Molecular targeting of Aurora-A kinase activity in vivo restores an epithelial phenotype and suppresses breast cancer metastases. (a) Tumor imaging in live animals of vMCF-7^ΔRaf-1 xenografts expressing the firefly luciferase reporter lentivector. Following 8 weeks growth, tumor xenografts were treated with an empty shRNA vector (upper row) and an shRNA targeting Aurora-A (lower row) and imaged at 0, 2 and 4 weeks after treatment.
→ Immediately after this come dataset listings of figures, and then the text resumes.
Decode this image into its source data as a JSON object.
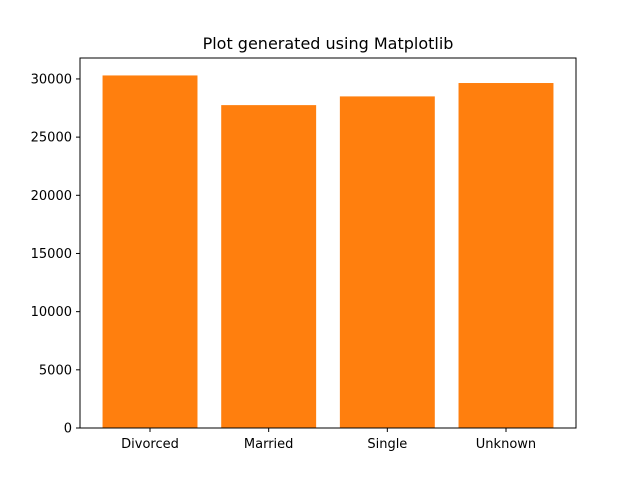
{
  "chart_data": {
    "type": "bar",
    "title": "Plot generated using Matplotlib",
    "xlabel": "",
    "ylabel": "",
    "categories": [
      "Divorced",
      "Married",
      "Single",
      "Unknown"
    ],
    "values": [
      30300,
      27750,
      28500,
      29650
    ],
    "ylim": [
      0,
      31800
    ],
    "yticks": [
      0,
      5000,
      10000,
      15000,
      20000,
      25000,
      30000
    ],
    "ytick_labels": [
      "0",
      "5000",
      "10000",
      "15000",
      "20000",
      "25000",
      "30000"
    ],
    "bar_color": "#ff7f0e",
    "grid": false,
    "legend": "none"
  }
}
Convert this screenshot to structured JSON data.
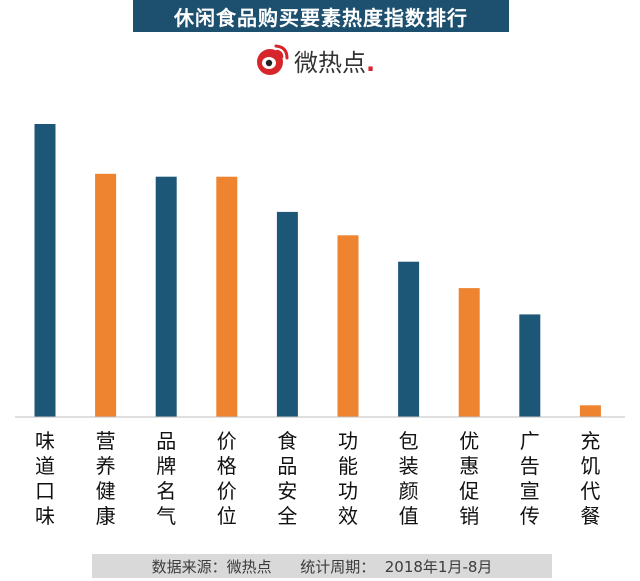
{
  "title": "休闲食品购买要素热度指数排行",
  "logo": {
    "text": "微热点",
    "dot": "."
  },
  "colors": {
    "blue": "#1d5777",
    "orange": "#ee8330",
    "title_bg": "#1d4f6e"
  },
  "chart_data": {
    "type": "bar",
    "categories": [
      "味道口味",
      "营养健康",
      "品牌名气",
      "价格价位",
      "食品安全",
      "功能功效",
      "包装颜值",
      "优惠促销",
      "广告宣传",
      "充饥代餐"
    ],
    "values": [
      100,
      83,
      82,
      82,
      70,
      62,
      53,
      44,
      35,
      4
    ],
    "bar_colors": [
      "#1d5777",
      "#ee8330",
      "#1d5777",
      "#ee8330",
      "#1d5777",
      "#ee8330",
      "#1d5777",
      "#ee8330",
      "#1d5777",
      "#ee8330"
    ],
    "ylim": [
      0,
      100
    ],
    "grid": false
  },
  "footer": {
    "source": "数据来源：微热点",
    "period": "统计周期：  2018年1月-8月"
  }
}
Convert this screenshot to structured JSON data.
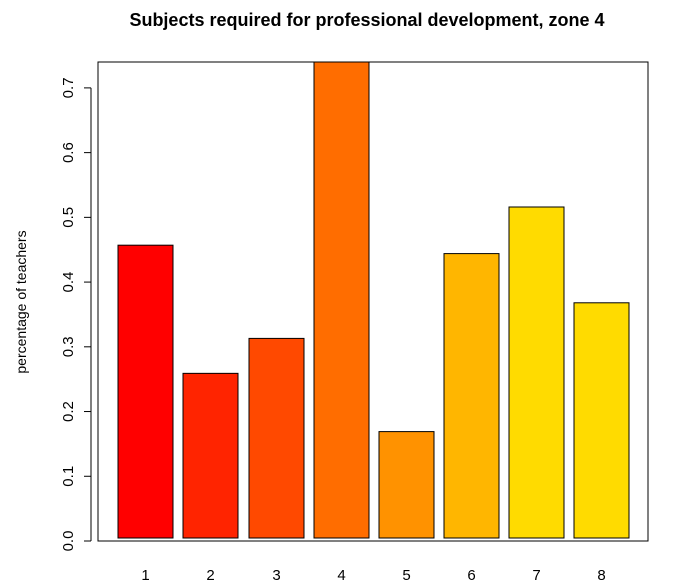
{
  "chart_data": {
    "type": "bar",
    "title": "Subjects required for professional development, zone 4",
    "xlabel": "",
    "ylabel": "percentage of teachers",
    "categories": [
      "1",
      "2",
      "3",
      "4",
      "5",
      "6",
      "7",
      "8"
    ],
    "values": [
      0.457,
      0.259,
      0.313,
      0.74,
      0.169,
      0.444,
      0.516,
      0.368
    ],
    "colors": [
      "#ff0000",
      "#ff2400",
      "#ff4900",
      "#ff6d00",
      "#ff9200",
      "#ffb600",
      "#ffdb00",
      "#ffdb00"
    ],
    "ylim": [
      0,
      0.74
    ],
    "yticks": [
      "0.0",
      "0.1",
      "0.2",
      "0.3",
      "0.4",
      "0.5",
      "0.6",
      "0.7"
    ],
    "ytick_values": [
      0,
      0.1,
      0.2,
      0.3,
      0.4,
      0.5,
      0.6,
      0.7
    ],
    "grid": false,
    "legend": "none"
  }
}
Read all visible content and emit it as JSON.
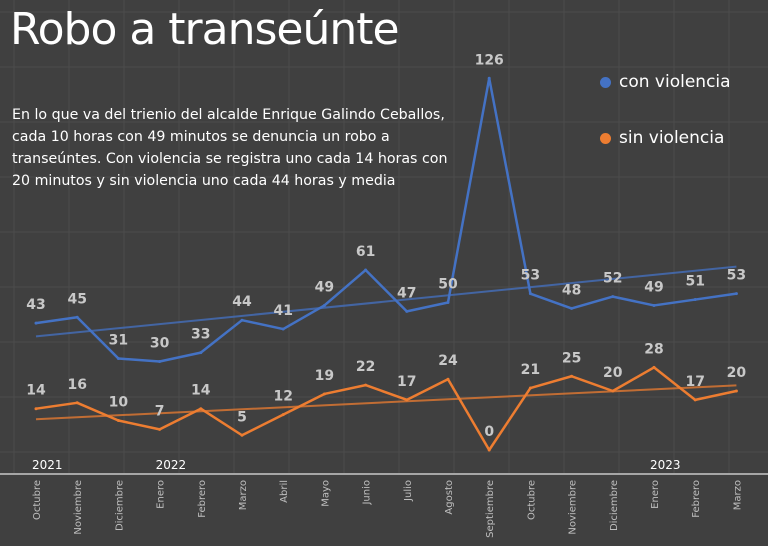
{
  "chart_data": {
    "type": "line",
    "title": "Robo a transeúnte",
    "annotation": "En lo que va del trienio del alcalde Enrique Galindo Ceballos, cada 10 horas con 49 minutos se denuncia un robo a transeúntes. Con violencia se registra uno cada 14 horas con 20 minutos y sin violencia uno cada 44 horas y media",
    "categories": [
      "Octubre",
      "Noviembre",
      "Diciembre",
      "Enero",
      "Febrero",
      "Marzo",
      "Abril",
      "Mayo",
      "Junio",
      "Julio",
      "Agosto",
      "Septiembre",
      "Octubre",
      "Noviembre",
      "Diciembre",
      "Enero",
      "Febrero",
      "Marzo"
    ],
    "year_labels": [
      {
        "index": 0,
        "label": "2021"
      },
      {
        "index": 3,
        "label": "2022"
      },
      {
        "index": 15,
        "label": "2023"
      }
    ],
    "series": [
      {
        "name": "con violencia",
        "color": "#4472c4",
        "values": [
          43,
          45,
          31,
          30,
          33,
          44,
          41,
          49,
          61,
          47,
          50,
          126,
          53,
          48,
          52,
          49,
          51,
          53
        ],
        "trendline": "linear"
      },
      {
        "name": "sin violencia",
        "color": "#ed7d31",
        "values": [
          14,
          16,
          10,
          7,
          14,
          5,
          12,
          19,
          22,
          17,
          24,
          0,
          21,
          25,
          20,
          28,
          17,
          20
        ],
        "trendline": "linear"
      }
    ],
    "ylim": [
      0,
      126
    ],
    "grid": true,
    "legend": "top-right",
    "data_labels": true
  }
}
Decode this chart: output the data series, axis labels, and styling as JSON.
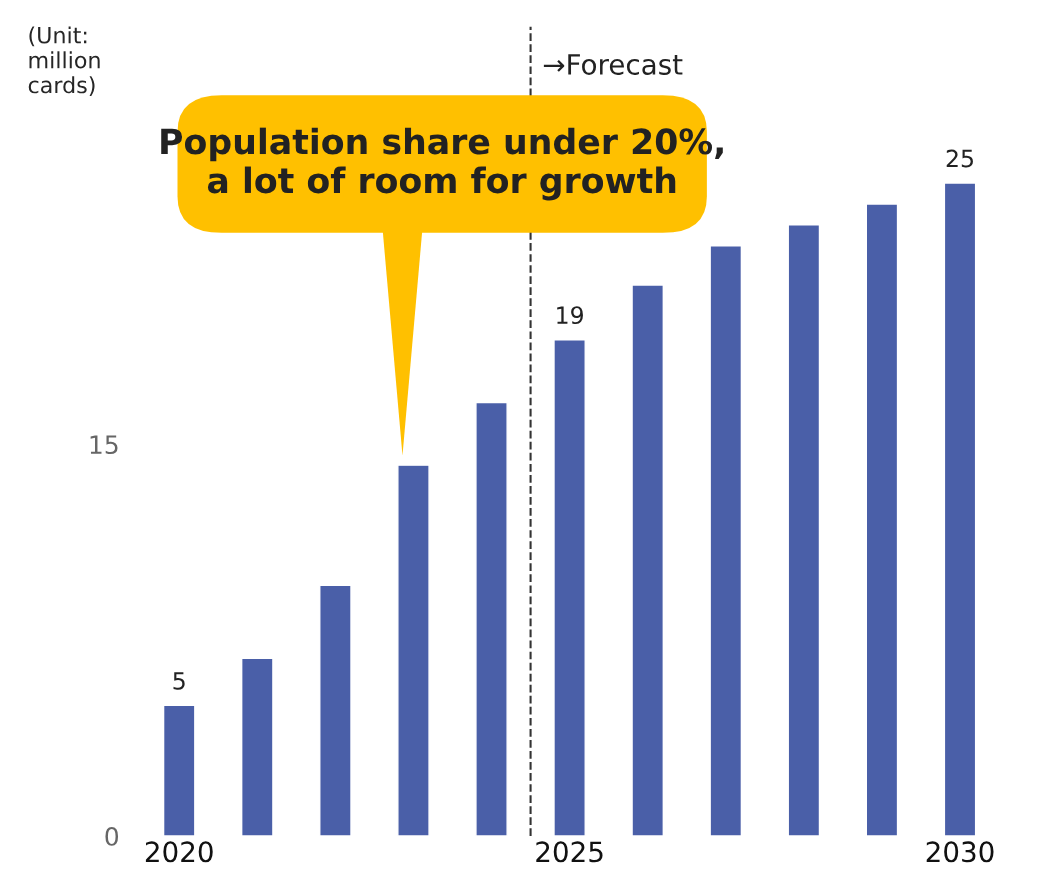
{
  "chart_data": {
    "type": "bar",
    "ylabel": "(Unit:\nmillion\ncards)",
    "categories": [
      "2020",
      null,
      null,
      null,
      null,
      "2025",
      null,
      null,
      null,
      null,
      "2030"
    ],
    "values": [
      5,
      6.8,
      9.6,
      14.2,
      16.6,
      19,
      21.1,
      22.6,
      23.4,
      24.2,
      25
    ],
    "value_labels": [
      "5",
      null,
      null,
      null,
      null,
      "19",
      null,
      null,
      null,
      null,
      "25"
    ],
    "color": "#4a5fa8",
    "ylim": [
      0,
      31
    ],
    "yticks": [
      0,
      15
    ],
    "annotations": [
      "Population share under 20%, a lot of room for growth",
      "→Forecast"
    ],
    "grid": false
  }
}
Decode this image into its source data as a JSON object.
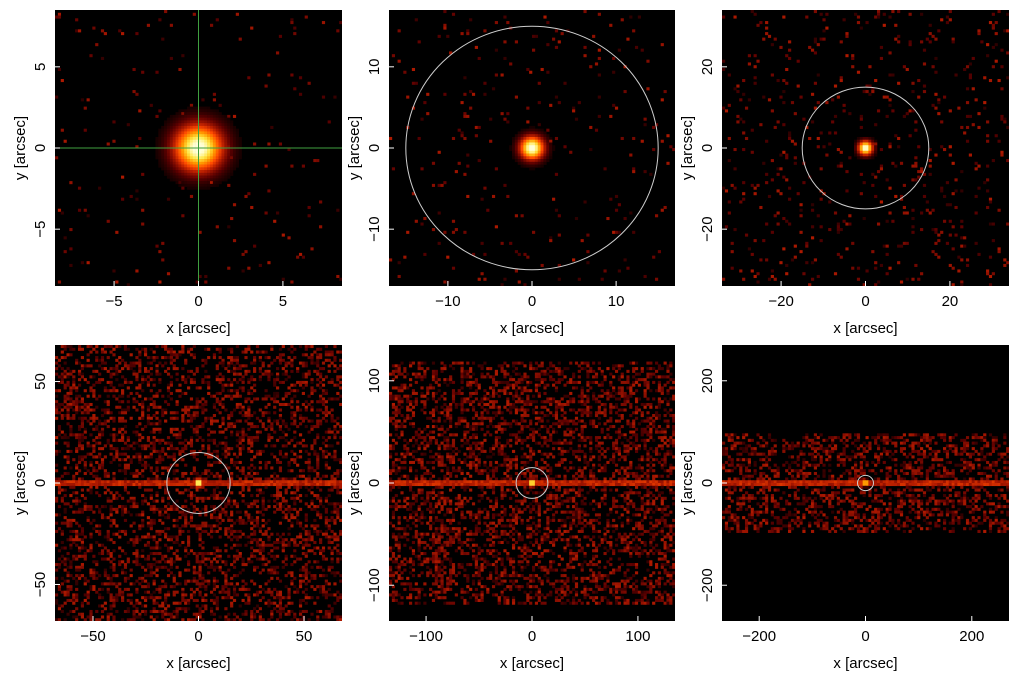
{
  "figure": {
    "background": "#ffffff"
  },
  "colors": {
    "image_background": "#000000",
    "crosshair": "#3f9f3f",
    "aperture": "#cfcfcf",
    "colormap": [
      "#000000",
      "#5a0000",
      "#b01a00",
      "#ff4a00",
      "#ff9a00",
      "#ffe640",
      "#ffffd8"
    ]
  },
  "chart_data": [
    {
      "type": "heatmap",
      "xlabel": "x [arcsec]",
      "ylabel": "y [arcsec]",
      "xlim": [
        -8.5,
        8.5
      ],
      "ylim": [
        -8.5,
        8.5
      ],
      "xticks": [
        -5,
        0,
        5
      ],
      "yticks": [
        -5,
        0,
        5
      ],
      "xtick_labels": [
        "−5",
        "0",
        "5"
      ],
      "ytick_labels": [
        "−5",
        "0",
        "5"
      ],
      "source_center": [
        0,
        0
      ],
      "source_radius": 1.0,
      "background_level": 0.02,
      "band_halfheight": null,
      "overlay": "crosshair",
      "aperture_radius": null
    },
    {
      "type": "heatmap",
      "xlabel": "x [arcsec]",
      "ylabel": "y [arcsec]",
      "xlim": [
        -17,
        17
      ],
      "ylim": [
        -17,
        17
      ],
      "xticks": [
        -10,
        0,
        10
      ],
      "yticks": [
        -10,
        0,
        10
      ],
      "xtick_labels": [
        "−10",
        "0",
        "10"
      ],
      "ytick_labels": [
        "−10",
        "0",
        "10"
      ],
      "source_center": [
        0,
        0
      ],
      "source_radius": 1.0,
      "background_level": 0.03,
      "band_halfheight": null,
      "overlay": "aperture",
      "aperture_radius": 15
    },
    {
      "type": "heatmap",
      "xlabel": "x [arcsec]",
      "ylabel": "y [arcsec]",
      "xlim": [
        -34,
        34
      ],
      "ylim": [
        -34,
        34
      ],
      "xticks": [
        -20,
        0,
        20
      ],
      "yticks": [
        -20,
        0,
        20
      ],
      "xtick_labels": [
        "−20",
        "0",
        "20"
      ],
      "ytick_labels": [
        "−20",
        "0",
        "20"
      ],
      "source_center": [
        0,
        0
      ],
      "source_radius": 1.2,
      "background_level": 0.06,
      "band_halfheight": null,
      "overlay": "aperture",
      "aperture_radius": 15
    },
    {
      "type": "heatmap",
      "xlabel": "x [arcsec]",
      "ylabel": "y [arcsec]",
      "xlim": [
        -68,
        68
      ],
      "ylim": [
        -68,
        68
      ],
      "xticks": [
        -50,
        0,
        50
      ],
      "yticks": [
        -50,
        0,
        50
      ],
      "xtick_labels": [
        "−50",
        "0",
        "50"
      ],
      "ytick_labels": [
        "−50",
        "0",
        "50"
      ],
      "source_center": [
        0,
        0
      ],
      "source_radius": 1.5,
      "background_level": 0.35,
      "band_halfheight": null,
      "overlay": "aperture",
      "aperture_radius": 15
    },
    {
      "type": "heatmap",
      "xlabel": "x [arcsec]",
      "ylabel": "y [arcsec]",
      "xlim": [
        -135,
        135
      ],
      "ylim": [
        -135,
        135
      ],
      "xticks": [
        -100,
        0,
        100
      ],
      "yticks": [
        -100,
        0,
        100
      ],
      "xtick_labels": [
        "−100",
        "0",
        "100"
      ],
      "ytick_labels": [
        "−100",
        "0",
        "100"
      ],
      "source_center": [
        0,
        0
      ],
      "source_radius": 2.5,
      "background_level": 0.4,
      "band_halfheight": 120,
      "overlay": "aperture",
      "aperture_radius": 15
    },
    {
      "type": "heatmap",
      "xlabel": "x [arcsec]",
      "ylabel": "y [arcsec]",
      "xlim": [
        -270,
        270
      ],
      "ylim": [
        -270,
        270
      ],
      "xticks": [
        -200,
        0,
        200
      ],
      "yticks": [
        -200,
        0,
        200
      ],
      "xtick_labels": [
        "−200",
        "0",
        "200"
      ],
      "ytick_labels": [
        "−200",
        "0",
        "200"
      ],
      "source_center": [
        0,
        0
      ],
      "source_radius": 4,
      "background_level": 0.4,
      "band_halfheight": 95,
      "overlay": "aperture",
      "aperture_radius": 15
    }
  ]
}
Paraffin sections of xenograft tumors showing hematoxylin and eosin (H&E) staining of primary tumors and lung tissue. (b) Graph showing the area of tumor xenografts growth using NIH Image J program from three independent experiments. (c) Graph showing that nonmetastatic cells (vMCF-7^ΔRaf-1 1GX-NM) derived from tumor xenografts treated with shRNA Aurora-A decreased the percentage of CD24^–/low cells compared with control metastatic cells (vMCF-7^ΔRaf-1 1GX-M). The percentage of CD24^–/low cells was detected by FACS analysis from three independent experiments (±s.d). (d) Immunoblot analysis of vMCF-7^ΔRaf-1 1GX-M and vMCF-7^ΔRaf-1 1GX-NM cells showing suppression of EMT and restoration of an epithelial phenotype in vMCF-7^ΔRaf-1 1GX-NM cells. (e) Immunofluorescence analysis showing expression of epithelial markers E-cadherin and β-catenin, lack of vimentin and inhibition of nuclear SMAD5 phosphorylation in vMCF-7^ΔRaf-1 1GX-NM cells. E-cadherin and p-SMAD5 were labeled in red, β-catenin and vimentin were labeled in green and DNA was labeled in blue with Hoechst dye.

Figure 7

Induction of EMT and breast cancer progression through aberrant activation of Aurora-A kinase activity. Constitutive activation of HER-2/MAPK signaling pathway during tumor growth leads to stabilization and accumulation of Aurora-A kinase. Aurora-A kinase activation in turn increases the expression levels of HER-2/Neu receptor, creating a ‘positive feedback loop’ between HER-2/Neu and Aurora-A tumorigenic activity. Aberrant Aurora-A kinase activity induces EMT and the development of a mesenchymal phenotype responsible for distant metastases. Targeting Aurora-A kinase signaling pathway can be effective for eliminating highly invasive breast cancer cells and suppress tumor progression.